The other twist that we’re working on, which I think is super cool, is autonomous driving. A completely different rendering mechanism, validating that your car will successfully drive around the world. How do you do that? How do you prove that your AI is smart enough to do it? There’s a whole other project where we emulate real world cameras and then there’s LiDAR and other things that need a highly accurate, correct physical basis so that our future autonomous driving cars are actually ready to go. I’ve heard in the past, or five years ago from Tesla or whatever, that in order to get their software to work, they would have to drive around to see or experience 150,000 miles worth of stuff. That’s not economically feasible. But, if a computer feeds it with real world data and you can randomize it, so that the bird flies by while the kid’s ball goes out and there’s a big white truck in front of you…that is going to make it better. There are two uses in automotive that I find very exciting and we’re actually actively involved in it.
Swapnil Bhartiya: Let’s go back to the example of the film industry. How are they leveraging Intel’s rendering technologies and also oneAPI?

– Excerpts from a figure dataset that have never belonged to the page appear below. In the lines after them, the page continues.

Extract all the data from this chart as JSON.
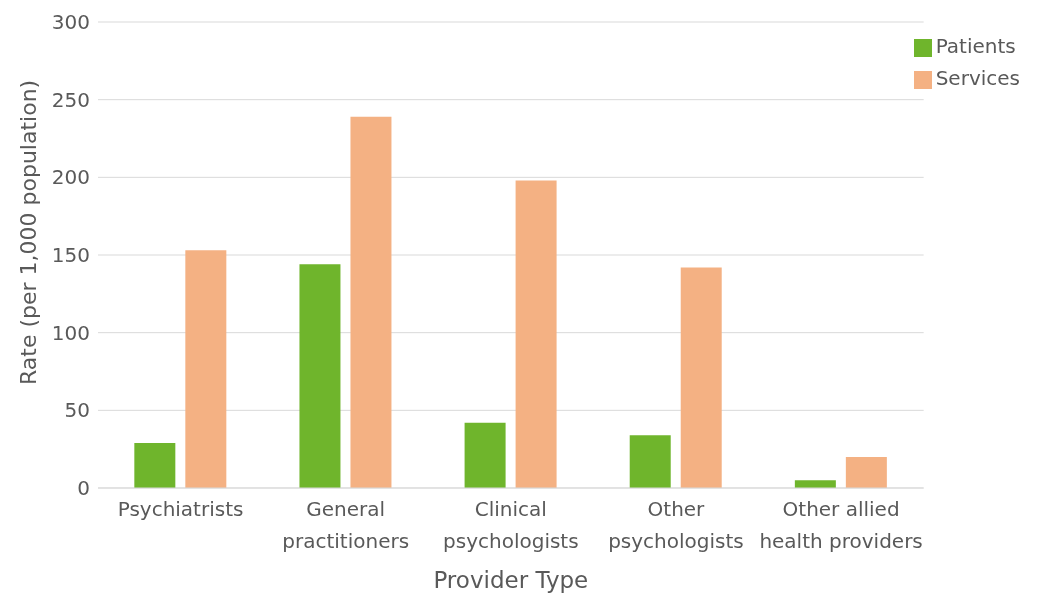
{
  "chart_data": {
    "type": "bar",
    "xlabel": "Provider Type",
    "ylabel": "Rate (per 1,000 population)",
    "categories": [
      "Psychiatrists",
      "General practitioners",
      "Clinical psychologists",
      "Other psychologists",
      "Other allied health providers"
    ],
    "series": [
      {
        "name": "Patients",
        "color": "#6fb52c",
        "values": [
          29,
          144,
          42,
          34,
          5
        ]
      },
      {
        "name": "Services",
        "color": "#f4b183",
        "values": [
          153,
          239,
          198,
          142,
          20
        ]
      }
    ],
    "ylim": [
      0,
      300
    ],
    "yticks": [
      0,
      50,
      100,
      150,
      200,
      250,
      300
    ],
    "grid": "y",
    "legend": "top right"
  }
}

Jim Jeffers: Not everybody knows this, but people in the industry do. Movie rendering is a high-performance computing act. They have the equivalent of super computers, some in the Cloud, some what we call on-premises at Pixar and California and at DreamWorks in LA and Hollywood. They have big things called render farms. It’s called a farm for a reason, because farms have a big scope. What we have done and what our A goal, A goal that is extended is, our optimized software linked with their smart rendering and look and feel software, if you will, optimize the delivery of movies, making them from the past, twice as fast to render, whatever it is, hours and hours of time to render a movie. If we can add 10% improvement, that’s a cost benefit.

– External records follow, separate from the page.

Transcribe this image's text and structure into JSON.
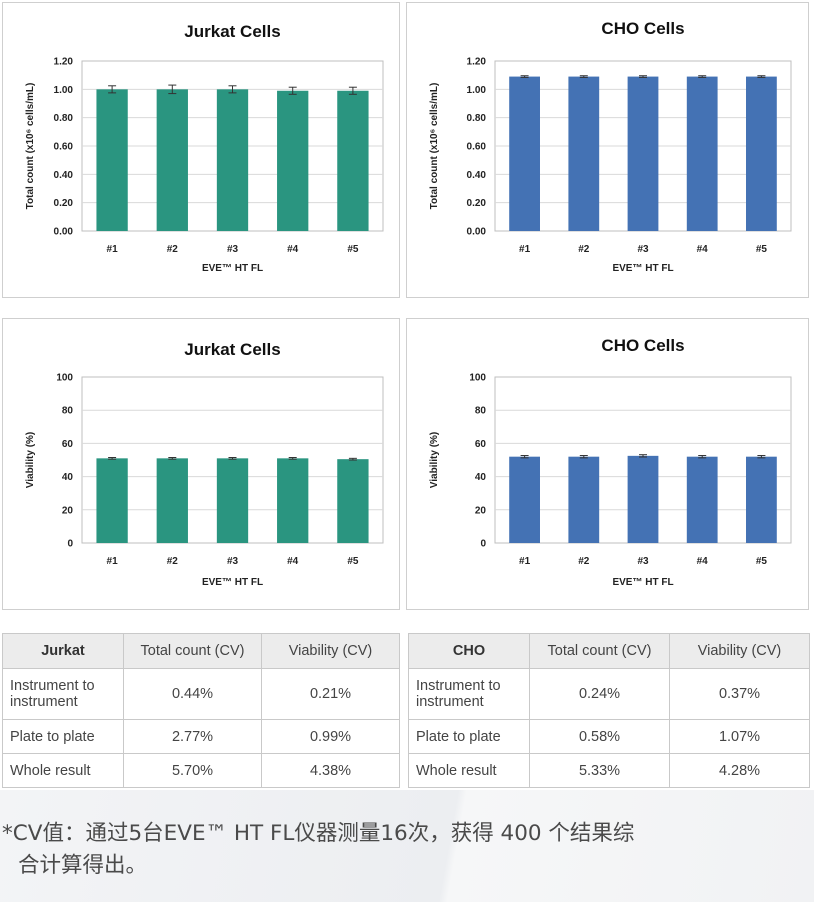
{
  "chart_data": [
    {
      "type": "bar",
      "title": "Jurkat Cells",
      "xlabel": "EVE™ HT FL",
      "ylabel": "Total count (x10⁶ cells/mL)",
      "categories": [
        "#1",
        "#2",
        "#3",
        "#4",
        "#5"
      ],
      "values": [
        1.0,
        1.0,
        1.0,
        0.99,
        0.99
      ],
      "errors": [
        0.025,
        0.03,
        0.025,
        0.025,
        0.025
      ],
      "ylim": [
        0,
        1.2
      ],
      "yticks": [
        "0.00",
        "0.20",
        "0.40",
        "0.60",
        "0.80",
        "1.00",
        "1.20"
      ],
      "grid": true,
      "color": "#2a9580"
    },
    {
      "type": "bar",
      "title": "CHO Cells",
      "xlabel": "EVE™ HT FL",
      "ylabel": "Total count (x10⁶ cells/mL)",
      "categories": [
        "#1",
        "#2",
        "#3",
        "#4",
        "#5"
      ],
      "values": [
        1.09,
        1.09,
        1.09,
        1.09,
        1.09
      ],
      "errors": [
        0.006,
        0.006,
        0.006,
        0.006,
        0.006
      ],
      "ylim": [
        0,
        1.2
      ],
      "yticks": [
        "0.00",
        "0.20",
        "0.40",
        "0.60",
        "0.80",
        "1.00",
        "1.20"
      ],
      "grid": true,
      "color": "#4472b4"
    },
    {
      "type": "bar",
      "title": "Jurkat Cells",
      "xlabel": "EVE™ HT FL",
      "ylabel": "Viability (%)",
      "categories": [
        "#1",
        "#2",
        "#3",
        "#4",
        "#5"
      ],
      "values": [
        51,
        51,
        51,
        51,
        50.5
      ],
      "errors": [
        0.5,
        0.5,
        0.5,
        0.5,
        0.5
      ],
      "ylim": [
        0,
        100
      ],
      "yticks": [
        "0",
        "20",
        "40",
        "60",
        "80",
        "100"
      ],
      "grid": true,
      "color": "#2a9580"
    },
    {
      "type": "bar",
      "title": "CHO Cells",
      "xlabel": "EVE™ HT FL",
      "ylabel": "Viability (%)",
      "categories": [
        "#1",
        "#2",
        "#3",
        "#4",
        "#5"
      ],
      "values": [
        52,
        52,
        52.5,
        52,
        52
      ],
      "errors": [
        0.7,
        0.7,
        0.7,
        0.7,
        0.7
      ],
      "ylim": [
        0,
        100
      ],
      "yticks": [
        "0",
        "20",
        "40",
        "60",
        "80",
        "100"
      ],
      "grid": true,
      "color": "#4472b4"
    }
  ],
  "tables": [
    {
      "headers": [
        "Jurkat",
        "Total count (CV)",
        "Viability (CV)"
      ],
      "rows": [
        [
          "Instrument to instrument",
          "0.44%",
          "0.21%"
        ],
        [
          "Plate to plate",
          "2.77%",
          "0.99%"
        ],
        [
          "Whole result",
          "5.70%",
          "4.38%"
        ]
      ]
    },
    {
      "headers": [
        "CHO",
        "Total count (CV)",
        "Viability (CV)"
      ],
      "rows": [
        [
          "Instrument to instrument",
          "0.24%",
          "0.37%"
        ],
        [
          "Plate to plate",
          "0.58%",
          "1.07%"
        ],
        [
          "Whole result",
          "5.33%",
          "4.28%"
        ]
      ]
    }
  ],
  "footnote": {
    "line1": "*CV值：通过5台EVE™ HT FL仪器测量16次，获得 400 个结果综",
    "line2": "合计算得出。"
  }
}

Interestingly, our code runs anywhere on a render farm. If they’re running 24×7, Embree or OpenVKL or Open Image Denoise, when they’re in there, that class of code is running 50% to 80% of the time. The actual execution is in our code. Because that’s where all the compute happens and everything. Again, that’s a more generic thing so that when they get the answer from our code, they can do what’s called shading or deliver the pixel that way. One major use of oneAPI, and one of the benefits is the flexibility that day after day compute platform, after compute platform, it just works. We make it, so it just works. All they have to do is integrate our latest codes.
So, that’s one of the major uses in visual effects, all that stuff has all this compute going on. We try to make that as fast as possible.

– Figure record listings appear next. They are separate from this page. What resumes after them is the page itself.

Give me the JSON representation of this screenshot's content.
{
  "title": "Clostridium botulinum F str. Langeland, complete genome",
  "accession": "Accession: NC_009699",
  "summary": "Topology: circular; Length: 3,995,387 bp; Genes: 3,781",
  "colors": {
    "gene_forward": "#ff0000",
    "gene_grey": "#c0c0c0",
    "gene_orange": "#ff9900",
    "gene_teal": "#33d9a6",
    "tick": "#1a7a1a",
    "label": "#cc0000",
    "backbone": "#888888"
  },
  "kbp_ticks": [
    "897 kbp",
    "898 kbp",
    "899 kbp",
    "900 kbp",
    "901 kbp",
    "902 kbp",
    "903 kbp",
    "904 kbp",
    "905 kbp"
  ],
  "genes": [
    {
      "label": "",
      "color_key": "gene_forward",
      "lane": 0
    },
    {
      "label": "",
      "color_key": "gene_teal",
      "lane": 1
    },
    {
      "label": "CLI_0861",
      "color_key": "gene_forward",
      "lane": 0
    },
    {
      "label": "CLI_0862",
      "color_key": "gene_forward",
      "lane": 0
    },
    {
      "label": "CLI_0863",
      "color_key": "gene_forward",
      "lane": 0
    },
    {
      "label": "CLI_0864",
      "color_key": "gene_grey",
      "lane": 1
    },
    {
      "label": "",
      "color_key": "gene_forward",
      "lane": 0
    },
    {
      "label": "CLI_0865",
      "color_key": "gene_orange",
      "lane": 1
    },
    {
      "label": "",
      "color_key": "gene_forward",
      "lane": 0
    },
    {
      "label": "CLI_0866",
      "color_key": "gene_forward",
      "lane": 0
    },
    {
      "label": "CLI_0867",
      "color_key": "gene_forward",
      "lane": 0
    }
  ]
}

Swapnil Bhartiya: Jim, thank you so much for talking to me, not only about oneAPI project at Toolkit and all those exciting use cases but also sharing that it just goes beyond film—Automotive as you shared an example. I would love to have you back on the show, not only to talk about this initiative, but other projects that are there, which of course have some open source perspective. Thank you for your time today.
Jim Jeffers: Oh, I loved it. It was great talking to you. I would be happy to come back when the time is right. Yeah. Thanks to everybody listening and we’ll see you later.